CRÔNICAS E CASOS – Theodoro, o pescador

THEODORO, O PESCADOR

                                     Lembranças da adolescência -01

J. L. Belas – 2006

 

Muitas pessoas que me conhecem desde quando eu tinha meus 15 anos, ou menos um pouco, se lembram muito bem das minhas festas de aniversário. Inesquecíveis!!!

Até hoje, dia 5 de fevereiro é lembrado como uma data em que reuníamos centenas de pessoas no quintal de minha casa, e lá tomávamos guaraná, mineirinho, coca-cola, cerveja e o delicioso chope gelado, passado por uma serpentina feita – pelo meu pai – com canos de chumbo, muito usados, naquele tempo, nos encanamentos de água das residências.

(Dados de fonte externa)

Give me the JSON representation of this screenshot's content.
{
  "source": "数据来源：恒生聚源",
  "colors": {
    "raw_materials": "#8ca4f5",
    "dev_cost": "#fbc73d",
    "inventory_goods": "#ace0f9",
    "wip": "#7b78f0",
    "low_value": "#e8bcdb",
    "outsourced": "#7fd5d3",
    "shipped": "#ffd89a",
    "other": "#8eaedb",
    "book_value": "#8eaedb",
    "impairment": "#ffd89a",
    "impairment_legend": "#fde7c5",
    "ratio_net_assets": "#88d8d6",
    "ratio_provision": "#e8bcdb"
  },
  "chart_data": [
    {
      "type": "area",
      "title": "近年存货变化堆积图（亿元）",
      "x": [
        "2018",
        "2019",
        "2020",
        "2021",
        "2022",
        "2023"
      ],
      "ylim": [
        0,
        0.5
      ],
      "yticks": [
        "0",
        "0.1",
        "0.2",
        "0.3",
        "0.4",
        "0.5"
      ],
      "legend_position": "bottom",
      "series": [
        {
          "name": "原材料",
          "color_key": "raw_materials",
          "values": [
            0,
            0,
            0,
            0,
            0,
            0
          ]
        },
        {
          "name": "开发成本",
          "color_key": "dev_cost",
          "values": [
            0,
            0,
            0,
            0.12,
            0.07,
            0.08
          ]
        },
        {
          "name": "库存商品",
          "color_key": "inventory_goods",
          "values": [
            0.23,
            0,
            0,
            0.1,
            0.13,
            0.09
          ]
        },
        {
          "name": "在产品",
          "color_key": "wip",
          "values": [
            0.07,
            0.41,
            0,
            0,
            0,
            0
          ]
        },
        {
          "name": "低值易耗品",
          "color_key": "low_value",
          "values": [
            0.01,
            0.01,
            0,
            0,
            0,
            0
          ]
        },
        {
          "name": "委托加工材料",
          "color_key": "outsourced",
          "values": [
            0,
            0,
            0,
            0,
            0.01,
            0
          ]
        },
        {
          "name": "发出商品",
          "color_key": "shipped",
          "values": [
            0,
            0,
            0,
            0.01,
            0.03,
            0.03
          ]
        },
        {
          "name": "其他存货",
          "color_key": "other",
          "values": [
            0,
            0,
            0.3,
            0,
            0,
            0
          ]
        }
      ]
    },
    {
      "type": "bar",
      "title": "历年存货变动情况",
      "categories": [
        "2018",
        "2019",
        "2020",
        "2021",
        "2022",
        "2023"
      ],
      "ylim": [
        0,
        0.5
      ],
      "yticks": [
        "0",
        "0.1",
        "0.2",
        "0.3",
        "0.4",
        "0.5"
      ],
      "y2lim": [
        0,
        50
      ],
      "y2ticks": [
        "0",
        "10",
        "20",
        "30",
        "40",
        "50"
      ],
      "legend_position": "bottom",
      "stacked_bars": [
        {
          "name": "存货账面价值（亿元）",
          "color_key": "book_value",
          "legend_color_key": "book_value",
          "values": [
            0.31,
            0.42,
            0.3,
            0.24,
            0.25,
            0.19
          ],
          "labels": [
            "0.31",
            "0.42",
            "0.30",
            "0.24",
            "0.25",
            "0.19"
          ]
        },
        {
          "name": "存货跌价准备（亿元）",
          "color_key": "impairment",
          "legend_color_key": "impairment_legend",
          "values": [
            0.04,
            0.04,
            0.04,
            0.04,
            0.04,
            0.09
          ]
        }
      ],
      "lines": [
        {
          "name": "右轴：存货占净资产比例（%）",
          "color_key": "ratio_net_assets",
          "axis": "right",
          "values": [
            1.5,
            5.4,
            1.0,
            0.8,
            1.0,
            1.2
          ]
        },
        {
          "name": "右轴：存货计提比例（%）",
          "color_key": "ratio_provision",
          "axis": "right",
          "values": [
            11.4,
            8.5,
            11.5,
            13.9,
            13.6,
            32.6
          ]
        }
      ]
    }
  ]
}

Os salgadinhos, todos, eram feitos na casa do Seu Theodoro, casado com uma senhora, muito calada e bondosa, chamada Maria.

Ele havia construído uma máquina fantástica que servia para espichar a massa de pastéis, dando–lhe uma espessura de cerca de menos de 1mm. Quando eles eram fritos, por Dona Maria, meu Deus, ficavam crocantes. Verdadeiros manjares dos deuses.

Está aí o porquê Seu Teodoro e Dona Maria, todos os anos, faziam os pastéis da minha festa. Formavam uma dupla fantástica, eram os melhores!

Acontece que não há pastéis sem recheios. Certo? E é aí que entra o meu querido e saudoso amigo pescador, o Dorico (apelido do Seu Theodoro, para os íntimos).

No dia 3 de fevereiro, à noite, saímos de casa para pescar camarão.

Nosso grupo tinha à frente o pescador Theodoro – que tecias suas próprias redes de pesca – seu filho Pedro, eu, Antônio (Toninho), Oswaldo e, eventualmente, mais alguém.

A rede era lançada ao mar na praia do Porto do Coqueiro, no Barreto, na base do morro que ficava atrás da igreja de São Sebastião. Hoje, passa por lá a estrada Niterói-Manilha e, provavelmente, quem tiver menos de 50 anos de idade terá dificuldade para imaginar que ali existia uma praia de águas límpidas, repletas de camarões cinza (desses que agora a gente compra por R$20,00 – ou mais – o quilo) e de siris azuis de tamanho maior que 25cm. 

Pois é, era com esses camarões que fazíamos os recheios dos nossos salgados.

Com os incautos siris, que se enroscavam na nossa rede, fazíamos o almoço do dia 4, do qual participavam todos os “pescadores” da noite anterior e outros amigos que vinham neste dia para ajudar na preparação da festa do dia 5. Na realidade, a festa começava, mesmo, já no dia 3.

Seu Theodoro e Dona Maria foram pessoas incríveis, que me ensinaram sobre boa vontade, amizade, desprendimento, cooperação, simplicidade.

Ensinaram, mais do que isso, que não basta cultura, conhecimento,  frequência assídua aos bancos escolares, para que nos tornemos pessoas boas, amigas, sensíveis.

Recebi deles carinho só comparável àquele que se costuma receber dos bons avós.

De Theodoro, “o pescador”, guardo em mim lembranças que jamais serão apagadas e aprendizagens que nunca serão esquecidas. Ele era um “faz-tudo”, de inteligência rara, sempre disponível para os amigos e um inventor nato. Uma pessoa cuja paixão maior era vencer os desafios que se apresentavam diante dele.

A cada ano, a cada pescaria do dia 3, eu recebia dele o “saber” e o “sabor”.

As minhas festas de aniversário tinham – em grande parte – o SABOR que vinha dessa pessoa que viveu nos “bastidores”, conhecida por poucos daqueles que saborearam os deliciosos pastéis e outros salgadinhos do dia 5 de fevereiro.